There are many questions about preventing user-initiated (i.e., mouse, touch, keyboard) scrolling via javascript. In this case, I am creating a component within a CMS that needs to stop another CMS component from scrolling itself into view. I do not have access to the other CMS component's code (which is also heavily obfuscated).

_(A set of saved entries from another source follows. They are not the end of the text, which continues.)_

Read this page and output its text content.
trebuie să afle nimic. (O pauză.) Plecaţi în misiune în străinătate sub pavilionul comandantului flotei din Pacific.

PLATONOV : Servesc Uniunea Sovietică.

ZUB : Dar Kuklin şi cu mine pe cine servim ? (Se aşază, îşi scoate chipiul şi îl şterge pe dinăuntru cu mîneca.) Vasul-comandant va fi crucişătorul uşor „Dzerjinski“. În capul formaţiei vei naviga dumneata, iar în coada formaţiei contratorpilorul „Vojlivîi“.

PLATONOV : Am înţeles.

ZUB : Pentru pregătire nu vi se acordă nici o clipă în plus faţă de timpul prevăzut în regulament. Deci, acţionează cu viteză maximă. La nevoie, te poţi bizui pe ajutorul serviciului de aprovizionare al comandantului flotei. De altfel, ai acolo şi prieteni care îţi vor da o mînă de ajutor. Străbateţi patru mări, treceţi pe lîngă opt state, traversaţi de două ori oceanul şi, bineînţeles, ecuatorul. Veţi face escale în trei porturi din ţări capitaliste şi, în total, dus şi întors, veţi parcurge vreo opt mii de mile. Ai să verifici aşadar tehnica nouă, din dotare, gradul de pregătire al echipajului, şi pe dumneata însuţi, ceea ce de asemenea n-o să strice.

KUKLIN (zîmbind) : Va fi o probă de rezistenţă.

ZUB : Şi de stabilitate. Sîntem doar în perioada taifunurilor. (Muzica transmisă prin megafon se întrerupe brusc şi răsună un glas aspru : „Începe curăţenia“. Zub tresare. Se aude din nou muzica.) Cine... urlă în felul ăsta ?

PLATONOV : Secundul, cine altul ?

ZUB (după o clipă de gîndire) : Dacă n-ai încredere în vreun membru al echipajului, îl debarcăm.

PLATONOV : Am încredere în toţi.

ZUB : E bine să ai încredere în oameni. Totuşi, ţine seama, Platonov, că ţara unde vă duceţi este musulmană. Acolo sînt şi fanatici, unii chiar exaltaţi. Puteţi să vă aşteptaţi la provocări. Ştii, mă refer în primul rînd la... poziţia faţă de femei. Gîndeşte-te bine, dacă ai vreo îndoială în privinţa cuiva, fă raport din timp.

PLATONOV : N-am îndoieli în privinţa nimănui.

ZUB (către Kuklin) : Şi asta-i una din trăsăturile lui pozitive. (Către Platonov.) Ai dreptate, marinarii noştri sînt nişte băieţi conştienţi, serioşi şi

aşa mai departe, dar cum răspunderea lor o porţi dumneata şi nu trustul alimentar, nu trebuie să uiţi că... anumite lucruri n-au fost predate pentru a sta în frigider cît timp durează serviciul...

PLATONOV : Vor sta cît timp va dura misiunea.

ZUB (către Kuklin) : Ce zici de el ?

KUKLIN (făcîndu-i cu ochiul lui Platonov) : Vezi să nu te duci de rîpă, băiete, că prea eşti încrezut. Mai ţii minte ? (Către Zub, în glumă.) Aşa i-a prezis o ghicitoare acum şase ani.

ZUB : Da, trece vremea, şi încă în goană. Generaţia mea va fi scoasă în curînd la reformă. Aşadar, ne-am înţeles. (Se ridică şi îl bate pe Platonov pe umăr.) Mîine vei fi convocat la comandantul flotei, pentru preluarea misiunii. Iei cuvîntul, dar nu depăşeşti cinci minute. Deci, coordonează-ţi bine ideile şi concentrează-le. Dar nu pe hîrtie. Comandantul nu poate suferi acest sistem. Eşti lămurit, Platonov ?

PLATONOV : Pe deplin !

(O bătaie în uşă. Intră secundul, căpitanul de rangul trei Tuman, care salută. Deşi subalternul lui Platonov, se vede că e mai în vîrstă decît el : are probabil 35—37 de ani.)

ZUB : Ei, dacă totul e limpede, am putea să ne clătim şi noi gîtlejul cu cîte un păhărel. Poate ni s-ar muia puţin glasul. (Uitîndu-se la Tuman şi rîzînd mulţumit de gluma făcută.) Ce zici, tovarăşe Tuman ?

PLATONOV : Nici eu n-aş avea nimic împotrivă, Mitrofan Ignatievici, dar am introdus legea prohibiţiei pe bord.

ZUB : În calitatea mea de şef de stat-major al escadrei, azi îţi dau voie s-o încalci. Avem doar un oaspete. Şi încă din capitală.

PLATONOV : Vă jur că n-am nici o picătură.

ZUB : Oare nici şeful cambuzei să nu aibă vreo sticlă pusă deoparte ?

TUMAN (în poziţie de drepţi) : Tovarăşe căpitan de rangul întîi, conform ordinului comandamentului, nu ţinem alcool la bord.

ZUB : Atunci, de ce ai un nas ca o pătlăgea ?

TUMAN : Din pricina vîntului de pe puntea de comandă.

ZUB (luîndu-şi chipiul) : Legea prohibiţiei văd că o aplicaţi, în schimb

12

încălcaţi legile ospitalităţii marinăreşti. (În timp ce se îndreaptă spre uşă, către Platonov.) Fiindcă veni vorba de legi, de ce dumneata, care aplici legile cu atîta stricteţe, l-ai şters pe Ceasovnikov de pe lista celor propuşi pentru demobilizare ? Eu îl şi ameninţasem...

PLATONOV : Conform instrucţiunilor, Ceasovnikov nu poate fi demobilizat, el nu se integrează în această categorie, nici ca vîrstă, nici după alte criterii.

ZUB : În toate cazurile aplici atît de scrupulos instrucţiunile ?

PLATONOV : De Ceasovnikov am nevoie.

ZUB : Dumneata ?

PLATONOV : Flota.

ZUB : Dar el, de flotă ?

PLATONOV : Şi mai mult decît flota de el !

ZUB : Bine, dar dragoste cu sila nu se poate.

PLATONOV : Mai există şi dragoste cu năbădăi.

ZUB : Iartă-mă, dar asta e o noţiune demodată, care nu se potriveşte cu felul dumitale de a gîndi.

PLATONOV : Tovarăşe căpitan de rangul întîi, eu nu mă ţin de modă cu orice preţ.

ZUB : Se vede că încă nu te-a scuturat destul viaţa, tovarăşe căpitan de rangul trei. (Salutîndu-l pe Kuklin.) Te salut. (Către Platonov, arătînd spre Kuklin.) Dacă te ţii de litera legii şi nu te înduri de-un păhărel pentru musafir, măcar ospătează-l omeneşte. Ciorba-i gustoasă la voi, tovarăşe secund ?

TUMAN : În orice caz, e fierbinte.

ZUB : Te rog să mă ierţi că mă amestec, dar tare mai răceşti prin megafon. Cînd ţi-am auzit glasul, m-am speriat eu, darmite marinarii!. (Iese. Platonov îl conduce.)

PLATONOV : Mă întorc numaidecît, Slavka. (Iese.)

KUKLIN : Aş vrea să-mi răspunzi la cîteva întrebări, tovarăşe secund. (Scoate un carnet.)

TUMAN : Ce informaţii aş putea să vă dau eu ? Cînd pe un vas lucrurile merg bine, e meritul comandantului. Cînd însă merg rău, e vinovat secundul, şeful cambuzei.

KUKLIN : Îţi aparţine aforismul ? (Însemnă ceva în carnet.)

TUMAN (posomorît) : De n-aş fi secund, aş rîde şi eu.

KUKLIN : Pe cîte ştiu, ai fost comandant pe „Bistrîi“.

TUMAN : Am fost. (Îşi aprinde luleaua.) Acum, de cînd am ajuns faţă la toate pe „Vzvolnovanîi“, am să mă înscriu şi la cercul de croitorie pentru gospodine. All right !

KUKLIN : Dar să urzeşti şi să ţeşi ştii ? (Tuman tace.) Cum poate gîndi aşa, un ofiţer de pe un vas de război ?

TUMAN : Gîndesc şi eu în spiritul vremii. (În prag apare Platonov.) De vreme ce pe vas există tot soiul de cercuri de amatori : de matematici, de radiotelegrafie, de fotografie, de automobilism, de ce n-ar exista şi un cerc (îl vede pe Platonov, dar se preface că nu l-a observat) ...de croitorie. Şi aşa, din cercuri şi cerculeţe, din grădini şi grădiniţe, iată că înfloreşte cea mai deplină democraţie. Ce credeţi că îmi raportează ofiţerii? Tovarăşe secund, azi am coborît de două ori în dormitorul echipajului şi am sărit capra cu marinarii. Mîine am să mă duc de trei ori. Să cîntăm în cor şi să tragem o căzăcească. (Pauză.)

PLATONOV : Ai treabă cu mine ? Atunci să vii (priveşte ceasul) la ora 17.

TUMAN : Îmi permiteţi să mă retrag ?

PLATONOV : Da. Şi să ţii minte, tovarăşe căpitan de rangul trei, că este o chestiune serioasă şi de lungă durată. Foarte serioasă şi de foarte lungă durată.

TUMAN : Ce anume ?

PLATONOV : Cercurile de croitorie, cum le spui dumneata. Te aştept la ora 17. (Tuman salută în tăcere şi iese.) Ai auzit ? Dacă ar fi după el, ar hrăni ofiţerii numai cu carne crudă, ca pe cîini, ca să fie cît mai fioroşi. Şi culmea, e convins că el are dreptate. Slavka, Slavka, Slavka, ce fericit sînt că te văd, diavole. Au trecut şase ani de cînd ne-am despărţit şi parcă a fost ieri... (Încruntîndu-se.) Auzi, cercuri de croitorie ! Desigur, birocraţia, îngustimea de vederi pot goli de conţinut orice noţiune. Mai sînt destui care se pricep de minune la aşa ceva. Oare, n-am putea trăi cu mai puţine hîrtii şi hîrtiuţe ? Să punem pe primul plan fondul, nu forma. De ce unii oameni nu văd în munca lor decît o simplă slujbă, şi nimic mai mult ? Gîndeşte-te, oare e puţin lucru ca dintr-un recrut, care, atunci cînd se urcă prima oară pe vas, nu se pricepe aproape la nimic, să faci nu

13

I have tried disabling typical ways of forcing scrolling with the following code, yet the other CMS still scrolls into view, a second or two after the following code runs:
Element.prototype.scrollIntoView = function(alignWithTop){
console.log("******** scrollIntoView: " + this.getAttribute("id"));
};
Element.prototype.scrollIntoViewIfNeeded = function(alignWithTop){
console.log("******** scrollIntoViewIfNeeded: " + this.getAttribute("id"));
};
Element.prototype.scrollByLines = function(){
console.log("******** scrollByLines: " + this.getAttribute("id"));
};
Element.prototype.scrollByPages = function(){
console.log("******** scrollByPages: " + this.getAttribute("id"));
};
Element.prototype.focus = function(){
console.log("******** focus: " + this.getAttribute("id"));
};
window.scroll = function(xpos,ypos){
console.log("******** scroll: " + xpos+","+ypos);
}
window.scrollTo = function(xpos,ypos){
console.log("******** scrollTo: " + xpos+","+ypos);
}
window.scrollBy = function(xpos,ypos){
console.log("******** scrollBy: " + xpos+","+ypos);
}
jQuery.fn.scrollTop = function(){
console.log("!!!!!!!! scrollTop");
};
jQuery.fn.animate = function(){
console.log("!!!!!!!! animate");
};
jQuery.fn.click = function(){
console.log("!!!!!!!! click");
};
I can set window.onscroll to force a call to window.scrollTo(0,0) for a period of time, but that seems unsatisfactory since it looks jumpy and prevents user-initiated scrolling, which I do not want to prevent.
Is there some other way javascript (or jQuery) can force a scroll that I am missing in the above code?